Period 4Q12/12M12
Actual vs. Expectations
Slightly above our expectations by
9% but within the consensus. The full-year core net
profit of RM534m came in at 109% and 102% of ours and the consensus’ FY12 full
year estimates.
Dividends As expected, no dividend was declared for the
quarter under review.
Key Result Highlights
YoY, the 4Q12 core net profit of RM160m increased by 27%
on the back
of a 20%
rise in the
revenue. The main support came mainly from the property division with an
expanded pre-tax margin from 17% to 28%.The property revenue increased by 20%
supported by strong sales from its Horizon Hills development.

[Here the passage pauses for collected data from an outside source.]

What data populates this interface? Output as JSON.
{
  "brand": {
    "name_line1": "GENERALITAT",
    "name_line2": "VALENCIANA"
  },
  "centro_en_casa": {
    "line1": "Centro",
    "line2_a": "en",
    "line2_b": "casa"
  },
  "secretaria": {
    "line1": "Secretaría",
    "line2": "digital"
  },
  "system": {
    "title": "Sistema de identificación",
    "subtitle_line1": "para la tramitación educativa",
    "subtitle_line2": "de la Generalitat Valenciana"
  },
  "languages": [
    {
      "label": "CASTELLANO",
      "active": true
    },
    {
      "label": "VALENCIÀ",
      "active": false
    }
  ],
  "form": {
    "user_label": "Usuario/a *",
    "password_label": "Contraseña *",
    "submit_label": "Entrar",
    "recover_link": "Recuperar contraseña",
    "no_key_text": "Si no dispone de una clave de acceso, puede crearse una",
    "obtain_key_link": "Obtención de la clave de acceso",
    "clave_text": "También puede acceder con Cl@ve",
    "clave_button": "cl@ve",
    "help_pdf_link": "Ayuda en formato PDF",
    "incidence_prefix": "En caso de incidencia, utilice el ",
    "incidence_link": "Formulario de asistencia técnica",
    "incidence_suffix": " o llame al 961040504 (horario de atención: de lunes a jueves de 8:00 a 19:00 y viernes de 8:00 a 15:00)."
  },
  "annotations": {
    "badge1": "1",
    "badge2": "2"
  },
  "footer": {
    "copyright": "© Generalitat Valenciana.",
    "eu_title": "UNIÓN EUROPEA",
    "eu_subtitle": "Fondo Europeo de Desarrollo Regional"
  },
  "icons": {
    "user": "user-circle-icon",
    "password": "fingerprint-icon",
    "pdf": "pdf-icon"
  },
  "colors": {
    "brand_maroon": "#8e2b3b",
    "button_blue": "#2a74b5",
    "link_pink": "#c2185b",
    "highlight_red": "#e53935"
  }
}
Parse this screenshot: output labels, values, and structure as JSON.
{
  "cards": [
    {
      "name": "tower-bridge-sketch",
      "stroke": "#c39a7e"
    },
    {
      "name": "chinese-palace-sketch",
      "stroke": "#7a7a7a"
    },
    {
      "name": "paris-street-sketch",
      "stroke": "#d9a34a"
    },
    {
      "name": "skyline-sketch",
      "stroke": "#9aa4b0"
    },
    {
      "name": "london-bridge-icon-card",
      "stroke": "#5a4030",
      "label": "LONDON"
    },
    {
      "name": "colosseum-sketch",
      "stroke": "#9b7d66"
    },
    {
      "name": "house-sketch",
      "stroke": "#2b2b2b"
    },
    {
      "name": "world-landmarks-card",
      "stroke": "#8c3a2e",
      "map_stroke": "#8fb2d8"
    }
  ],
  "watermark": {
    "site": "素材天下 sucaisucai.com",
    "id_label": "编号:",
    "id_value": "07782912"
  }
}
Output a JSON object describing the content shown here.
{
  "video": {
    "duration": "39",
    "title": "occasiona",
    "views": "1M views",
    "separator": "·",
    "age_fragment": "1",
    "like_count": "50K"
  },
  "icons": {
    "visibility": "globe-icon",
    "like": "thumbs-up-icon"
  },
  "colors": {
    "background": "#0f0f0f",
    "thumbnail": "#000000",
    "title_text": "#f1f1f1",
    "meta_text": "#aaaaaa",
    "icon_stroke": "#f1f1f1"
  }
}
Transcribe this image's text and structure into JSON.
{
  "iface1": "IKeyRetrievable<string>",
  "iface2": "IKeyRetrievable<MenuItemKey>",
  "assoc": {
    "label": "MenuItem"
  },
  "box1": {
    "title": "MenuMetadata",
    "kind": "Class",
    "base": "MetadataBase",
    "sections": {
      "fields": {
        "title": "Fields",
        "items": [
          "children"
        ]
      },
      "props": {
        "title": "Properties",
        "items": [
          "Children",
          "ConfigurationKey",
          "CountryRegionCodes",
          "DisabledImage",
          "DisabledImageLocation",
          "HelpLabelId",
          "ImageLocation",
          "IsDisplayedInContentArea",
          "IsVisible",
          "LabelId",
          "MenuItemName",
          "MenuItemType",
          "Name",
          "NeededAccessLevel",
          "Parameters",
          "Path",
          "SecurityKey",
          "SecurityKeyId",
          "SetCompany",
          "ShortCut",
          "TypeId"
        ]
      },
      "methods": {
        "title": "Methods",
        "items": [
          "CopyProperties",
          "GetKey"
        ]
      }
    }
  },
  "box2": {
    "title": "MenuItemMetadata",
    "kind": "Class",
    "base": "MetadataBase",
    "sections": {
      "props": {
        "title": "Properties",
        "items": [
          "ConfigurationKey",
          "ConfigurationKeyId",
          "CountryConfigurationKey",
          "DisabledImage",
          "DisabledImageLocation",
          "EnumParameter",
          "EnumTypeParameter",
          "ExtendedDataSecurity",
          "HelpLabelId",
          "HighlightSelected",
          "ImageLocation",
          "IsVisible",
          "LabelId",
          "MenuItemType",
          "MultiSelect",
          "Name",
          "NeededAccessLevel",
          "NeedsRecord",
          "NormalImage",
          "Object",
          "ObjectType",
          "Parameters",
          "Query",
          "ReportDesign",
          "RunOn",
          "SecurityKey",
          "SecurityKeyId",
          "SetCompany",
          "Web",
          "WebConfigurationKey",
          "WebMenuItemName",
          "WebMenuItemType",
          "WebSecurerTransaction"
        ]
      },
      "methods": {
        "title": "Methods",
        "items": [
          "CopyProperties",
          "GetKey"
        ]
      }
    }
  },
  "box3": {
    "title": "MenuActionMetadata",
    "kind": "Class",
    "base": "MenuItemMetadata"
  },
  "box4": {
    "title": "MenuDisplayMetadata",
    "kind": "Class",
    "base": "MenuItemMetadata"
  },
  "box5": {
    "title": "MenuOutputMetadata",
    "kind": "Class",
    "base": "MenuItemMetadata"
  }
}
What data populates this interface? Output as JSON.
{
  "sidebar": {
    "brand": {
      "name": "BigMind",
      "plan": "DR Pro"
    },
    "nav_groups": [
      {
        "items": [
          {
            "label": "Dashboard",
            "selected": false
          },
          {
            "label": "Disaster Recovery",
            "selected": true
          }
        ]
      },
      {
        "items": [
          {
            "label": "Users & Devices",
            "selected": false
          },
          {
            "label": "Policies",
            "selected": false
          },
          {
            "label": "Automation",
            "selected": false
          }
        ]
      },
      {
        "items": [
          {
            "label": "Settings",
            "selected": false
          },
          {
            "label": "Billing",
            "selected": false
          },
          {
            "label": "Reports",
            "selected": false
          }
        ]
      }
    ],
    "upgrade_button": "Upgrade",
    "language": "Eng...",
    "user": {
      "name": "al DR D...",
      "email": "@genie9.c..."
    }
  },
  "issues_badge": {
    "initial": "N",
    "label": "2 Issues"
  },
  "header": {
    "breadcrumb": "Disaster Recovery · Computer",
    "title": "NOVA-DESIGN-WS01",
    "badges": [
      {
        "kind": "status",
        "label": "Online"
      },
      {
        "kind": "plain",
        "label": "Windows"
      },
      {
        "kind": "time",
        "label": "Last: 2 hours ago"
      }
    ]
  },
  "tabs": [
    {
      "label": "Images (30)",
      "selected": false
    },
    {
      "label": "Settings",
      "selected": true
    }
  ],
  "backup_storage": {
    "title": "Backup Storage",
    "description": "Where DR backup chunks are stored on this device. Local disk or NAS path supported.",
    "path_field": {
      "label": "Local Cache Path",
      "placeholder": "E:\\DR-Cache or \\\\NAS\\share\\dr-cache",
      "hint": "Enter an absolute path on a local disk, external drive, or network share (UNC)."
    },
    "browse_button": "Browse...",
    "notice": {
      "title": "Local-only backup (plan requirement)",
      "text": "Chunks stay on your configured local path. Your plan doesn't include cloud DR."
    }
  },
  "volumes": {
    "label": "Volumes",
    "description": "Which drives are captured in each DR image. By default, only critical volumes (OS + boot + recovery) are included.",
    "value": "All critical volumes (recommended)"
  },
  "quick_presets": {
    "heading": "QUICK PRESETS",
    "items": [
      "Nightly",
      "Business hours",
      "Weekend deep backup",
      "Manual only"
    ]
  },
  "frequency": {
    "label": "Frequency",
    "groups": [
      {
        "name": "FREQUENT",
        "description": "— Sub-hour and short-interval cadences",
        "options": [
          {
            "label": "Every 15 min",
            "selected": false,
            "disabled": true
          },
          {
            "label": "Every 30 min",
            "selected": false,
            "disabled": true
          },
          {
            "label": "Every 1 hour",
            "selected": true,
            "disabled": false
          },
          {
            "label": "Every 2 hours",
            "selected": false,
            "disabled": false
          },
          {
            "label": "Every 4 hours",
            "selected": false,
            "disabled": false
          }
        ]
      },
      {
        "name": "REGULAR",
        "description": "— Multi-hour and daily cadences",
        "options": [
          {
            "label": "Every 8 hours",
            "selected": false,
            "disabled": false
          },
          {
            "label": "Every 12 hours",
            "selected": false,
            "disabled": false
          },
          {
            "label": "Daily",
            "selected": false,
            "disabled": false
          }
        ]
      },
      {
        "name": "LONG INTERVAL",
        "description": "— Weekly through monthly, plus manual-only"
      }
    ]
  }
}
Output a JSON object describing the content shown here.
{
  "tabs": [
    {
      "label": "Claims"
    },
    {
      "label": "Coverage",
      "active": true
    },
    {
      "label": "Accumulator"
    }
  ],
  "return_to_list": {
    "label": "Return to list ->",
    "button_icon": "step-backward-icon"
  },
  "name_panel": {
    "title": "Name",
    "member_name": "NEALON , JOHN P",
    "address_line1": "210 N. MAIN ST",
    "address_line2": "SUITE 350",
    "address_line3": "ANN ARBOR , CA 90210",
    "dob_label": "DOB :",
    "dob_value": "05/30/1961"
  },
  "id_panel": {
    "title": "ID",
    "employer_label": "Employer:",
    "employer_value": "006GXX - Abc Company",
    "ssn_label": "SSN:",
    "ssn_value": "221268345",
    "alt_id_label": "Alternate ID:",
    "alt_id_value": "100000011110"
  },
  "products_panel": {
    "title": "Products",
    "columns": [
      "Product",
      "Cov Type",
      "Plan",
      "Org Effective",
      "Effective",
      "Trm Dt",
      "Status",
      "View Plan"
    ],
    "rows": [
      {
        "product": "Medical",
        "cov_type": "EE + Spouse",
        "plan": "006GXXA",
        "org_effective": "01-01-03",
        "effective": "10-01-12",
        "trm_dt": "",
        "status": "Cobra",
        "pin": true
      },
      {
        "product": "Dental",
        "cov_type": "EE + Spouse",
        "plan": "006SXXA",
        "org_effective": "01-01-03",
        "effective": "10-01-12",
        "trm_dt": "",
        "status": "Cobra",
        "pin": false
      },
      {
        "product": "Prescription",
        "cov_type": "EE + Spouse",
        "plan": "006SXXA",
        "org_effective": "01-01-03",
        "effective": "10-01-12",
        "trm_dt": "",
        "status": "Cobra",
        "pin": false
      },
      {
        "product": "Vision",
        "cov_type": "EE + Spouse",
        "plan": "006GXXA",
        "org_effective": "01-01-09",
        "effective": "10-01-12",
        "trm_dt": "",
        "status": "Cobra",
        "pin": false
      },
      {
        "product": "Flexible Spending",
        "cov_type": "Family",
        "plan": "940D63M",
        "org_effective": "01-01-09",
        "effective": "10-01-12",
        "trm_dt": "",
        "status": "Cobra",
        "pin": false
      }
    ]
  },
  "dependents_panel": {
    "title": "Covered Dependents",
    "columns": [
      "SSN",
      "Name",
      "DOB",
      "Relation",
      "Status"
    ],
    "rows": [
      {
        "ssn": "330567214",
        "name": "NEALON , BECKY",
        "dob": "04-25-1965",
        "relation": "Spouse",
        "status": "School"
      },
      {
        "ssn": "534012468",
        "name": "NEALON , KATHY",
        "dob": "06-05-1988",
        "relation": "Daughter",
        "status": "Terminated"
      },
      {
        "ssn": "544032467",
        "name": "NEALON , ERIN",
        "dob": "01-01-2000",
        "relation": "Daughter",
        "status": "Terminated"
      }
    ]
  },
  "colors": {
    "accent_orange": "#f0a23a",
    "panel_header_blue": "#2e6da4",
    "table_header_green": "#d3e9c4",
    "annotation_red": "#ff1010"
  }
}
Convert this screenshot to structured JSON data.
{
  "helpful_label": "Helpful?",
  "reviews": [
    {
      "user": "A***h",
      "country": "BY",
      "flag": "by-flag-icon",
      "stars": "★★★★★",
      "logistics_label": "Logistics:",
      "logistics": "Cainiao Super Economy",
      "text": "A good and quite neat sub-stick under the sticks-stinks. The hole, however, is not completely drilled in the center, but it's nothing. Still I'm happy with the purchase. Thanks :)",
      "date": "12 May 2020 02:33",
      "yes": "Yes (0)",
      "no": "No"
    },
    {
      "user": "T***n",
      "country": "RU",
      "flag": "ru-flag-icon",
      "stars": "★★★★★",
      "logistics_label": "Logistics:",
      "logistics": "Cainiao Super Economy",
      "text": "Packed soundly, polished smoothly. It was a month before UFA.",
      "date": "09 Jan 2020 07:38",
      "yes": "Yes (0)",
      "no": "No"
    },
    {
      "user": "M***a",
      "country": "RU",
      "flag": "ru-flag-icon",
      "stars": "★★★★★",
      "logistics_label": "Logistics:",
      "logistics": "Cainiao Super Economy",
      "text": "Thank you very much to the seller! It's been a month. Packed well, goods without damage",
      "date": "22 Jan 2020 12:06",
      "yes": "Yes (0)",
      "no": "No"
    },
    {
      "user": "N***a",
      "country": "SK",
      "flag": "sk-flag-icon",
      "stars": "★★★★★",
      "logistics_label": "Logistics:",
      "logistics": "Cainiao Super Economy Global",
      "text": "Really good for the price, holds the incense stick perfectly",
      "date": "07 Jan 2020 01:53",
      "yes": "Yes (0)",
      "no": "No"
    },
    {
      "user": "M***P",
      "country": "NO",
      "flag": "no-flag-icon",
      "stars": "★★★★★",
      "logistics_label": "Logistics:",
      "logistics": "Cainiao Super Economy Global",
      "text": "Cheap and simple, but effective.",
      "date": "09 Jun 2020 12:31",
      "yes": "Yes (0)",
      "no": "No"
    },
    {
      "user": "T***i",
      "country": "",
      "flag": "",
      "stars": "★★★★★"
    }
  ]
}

QoQ, the core net profit has increased by 30% due to the
higher revenue recognition from the ongoing construction projects like the
double track railway and MRT tunnelling works (+71%). However, the pre-tax
margin for construction dropped from 15% to 9% as the lucrative double track
project was already at the tail end of the project (YTD stage of completion at
86%). The MRT tunnelling works could be contributing lower margins as the progress
is still at the preliminary stage.
YoY, the FY12 core net profit of RM534m is the second
record-breaking year for Gamuda. It was 33%
higher on the
back of a
15% increase in revenue. The overall pre-tax margin has
improved from 20% to
24% as its
property margin had stabilised at 27%.
Outlook The current order book stands at RM4.8b until
2017. The big chunk of the contract value comes from MRT tunnelling works
(RM3.9b). The tender book stands at RM10b, which comprises of MRT Line 2, Line
3 and Gemas-Johor EDTP.
We reckon that new contract awards are likely to take place
only after the elections.
Change to Forecasts
We have tweaked our FY13E earnings higher by 6% as we have
increased our revenue projection for its property division.
Rating Maintain OUTPERFORM
Our OUTPERFORM rating is maintained as our Target Price implies
a 21% upside from the current share price.
Valuation We are maintaining our TP at RM4.13 based on
a lower multiple of 15x from 16x FY13 earnings as we expect the weakening
sentiment on the construction sector to affect the share price performance.
Risks Constructions delays and cost overruns.